Lentivirus Production
Reagents:
- Mammalian cell transfection kit from Chemicon, #S-001.
- 0.1 X TE, I usually dilute the elution buffer from Qiagen Minoprep kit with the clean H2O from mammalian cell transfection kit. Filter before use.
- IMDM medium from Invitrogen #12440-079.
- 10% FCS prepared by adding 110 ml FCS, 11 ml Strep, to 1000 ml IMDM.
- Syringe driven filter unit of 0.22 um from Millipore, #SLGV033RS.
- Note: Use early passage of 293T cells which give better yield of virus. High efficiency of transfection is the key to get high titers of virus. With the transfection kit, I usually get more than 85% transfection efficiency.
1. 24 h before transfection, plate 4.5 X 10E6 cells in 10 cm plate.
Note: I usually do not count cells. Instead, I split one 10 cm plate cells of 80-90% to 2 plates 24 h before transfection.

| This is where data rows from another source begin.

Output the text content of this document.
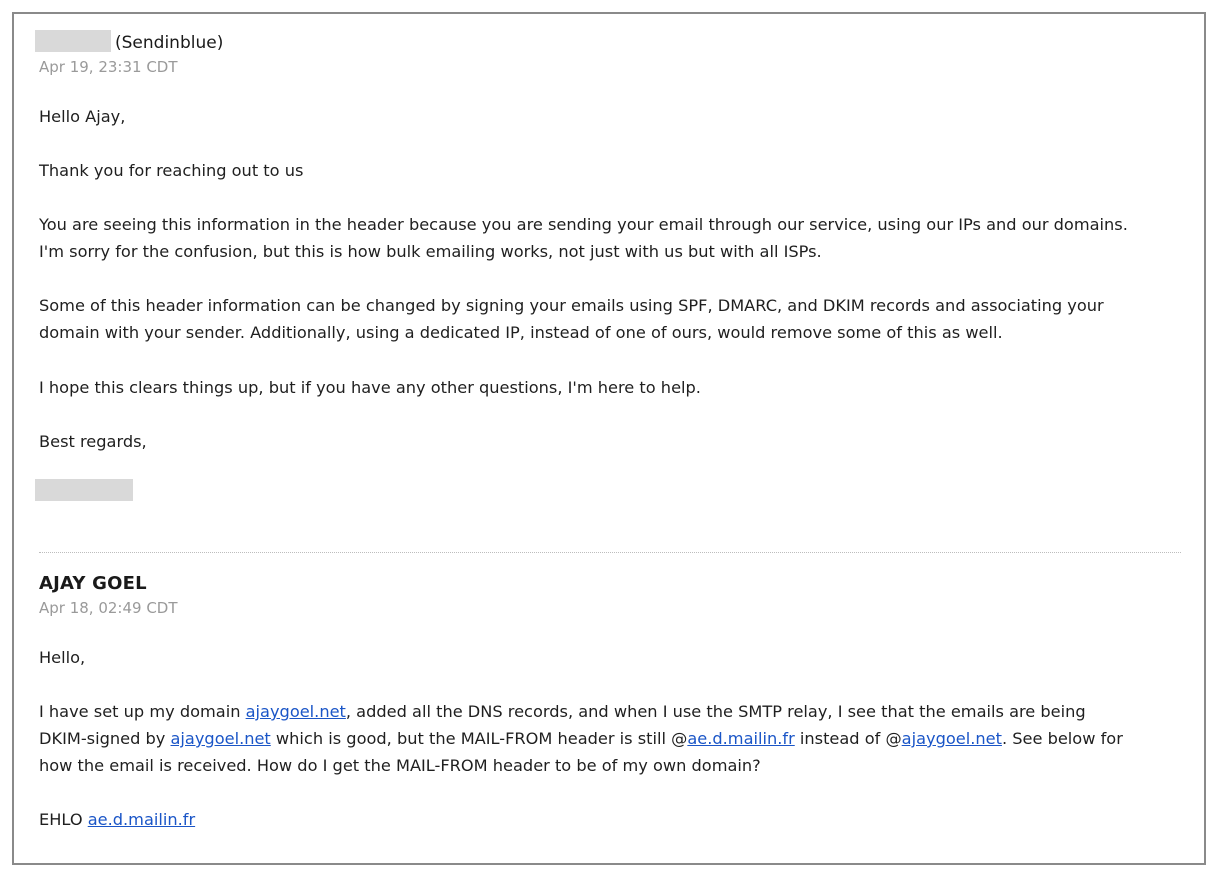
(Sendinblue)
Apr 19, 23:31 CDT

Hello Ajay,

Thank you for reaching out to us

You are seeing this information in the header because you are sending your email through our service, using our IPs and our domains.

I'm sorry for the confusion, but this is how bulk emailing works, not just with us but with all ISPs.

Some of this header information can be changed by signing your emails using SPF, DMARC, and DKIM records and associating your

domain with your sender. Additionally, using a dedicated IP, instead of one of ours, would remove some of this as well.

I hope this clears things up, but if you have any other questions, I'm here to help.

Best regards,

AJAY GOEL
Apr 18, 02:49 CDT

Hello,

I have set up my domain ajaygoel.net, added all the DNS records, and when I use the SMTP relay, I see that the emails are being

DKIM-signed by ajaygoel.net which is good, but the MAIL-FROM header is still @ae.d.mailin.fr instead of @ajaygoel.net. See below for

how the email is received. How do I get the MAIL-FROM header to be of my own domain?

EHLO ae.d.mailin.fr
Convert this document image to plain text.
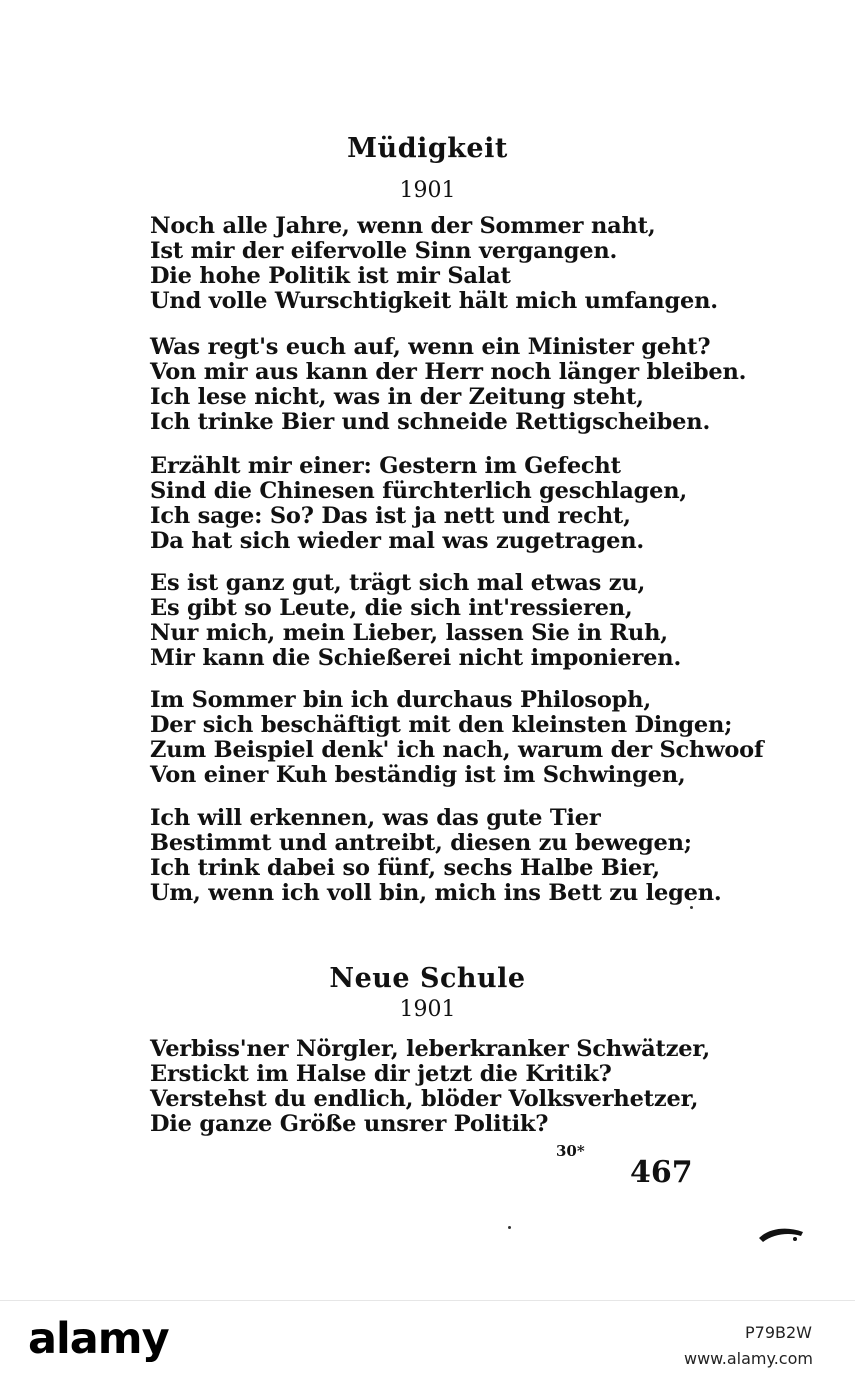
Müdigkeit
1901
Noch alle Jahre, wenn der Sommer naht,
Ist mir der eifervolle Sinn vergangen.
Die hohe Politik ist mir Salat
Und volle Wurschtigkeit hält mich umfangen.
Was regt's euch auf, wenn ein Minister geht?
Von mir aus kann der Herr noch länger bleiben.
Ich lese nicht, was in der Zeitung steht,
Ich trinke Bier und schneide Rettigscheiben.
Erzählt mir einer: Gestern im Gefecht
Sind die Chinesen fürchterlich geschlagen,
Ich sage: So? Das ist ja nett und recht,
Da hat sich wieder mal was zugetragen.
Es ist ganz gut, trägt sich mal etwas zu,
Es gibt so Leute, die sich int'ressieren,
Nur mich, mein Lieber, lassen Sie in Ruh,
Mir kann die Schießerei nicht imponieren.
Im Sommer bin ich durchaus Philosoph,
Der sich beschäftigt mit den kleinsten Dingen;
Zum Beispiel denk' ich nach, warum der Schwoof
Von einer Kuh beständig ist im Schwingen,
Ich will erkennen, was das gute Tier
Bestimmt und antreibt, diesen zu bewegen;
Ich trink dabei so fünf, sechs Halbe Bier,
Um, wenn ich voll bin, mich ins Bett zu legen.
Neue Schule
1901
Verbiss'ner Nörgler, leberkranker Schwätzer,
Erstickt im Halse dir jetzt die Kritik?
Verstehst du endlich, blöder Volksverhetzer,
Die ganze Größe unsrer Politik?
30*
467
alamy	P79B2W
www.alamy.com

2. 2h before transfection, change medium to fresh IMDM of 9 ml.
3. For each plate, make
complex I
VSVG: 3 ug Rev: 2.5 ug pMDL: 5 ug 305: 12 ug (for 305 with insert of 1kb, use 15 ug. For 277 and 277-ShRNA, use 10 ug) 0.1 X TE: Fill to 430 ul Add 60 ul CaCl2 solution. Then incubate at RT for 5 min.
Complex II
H2O: 440 ul 10X HBS: 50 ul NaOH: 7.5 ul Phosphate: 5 ul
4. Combine I and II by bubbling DNA (complex I) into complex II.
5. Incubate at RT for 30 min in the hood. (Do not turn on the UV!)
6. Pipette over cells while swirling the plate.
7. Change medium after 16 hours to 8 ml IMDM.
8. Collect virus after 24 hours, and store the virus at 4C wrapped by aluminum foil. Refill the plates with fresh 8 ml IMDM.
9. Collect for another 24 hours.
10. Alternatively, fill the plate with 10 ml fresh IMDM at step 8. Collect the supernatant after 30 hrs.
11. Freeze down the virus at -80C with 1 ml aliquot.
Based on protocol from Follenzi A with modifications.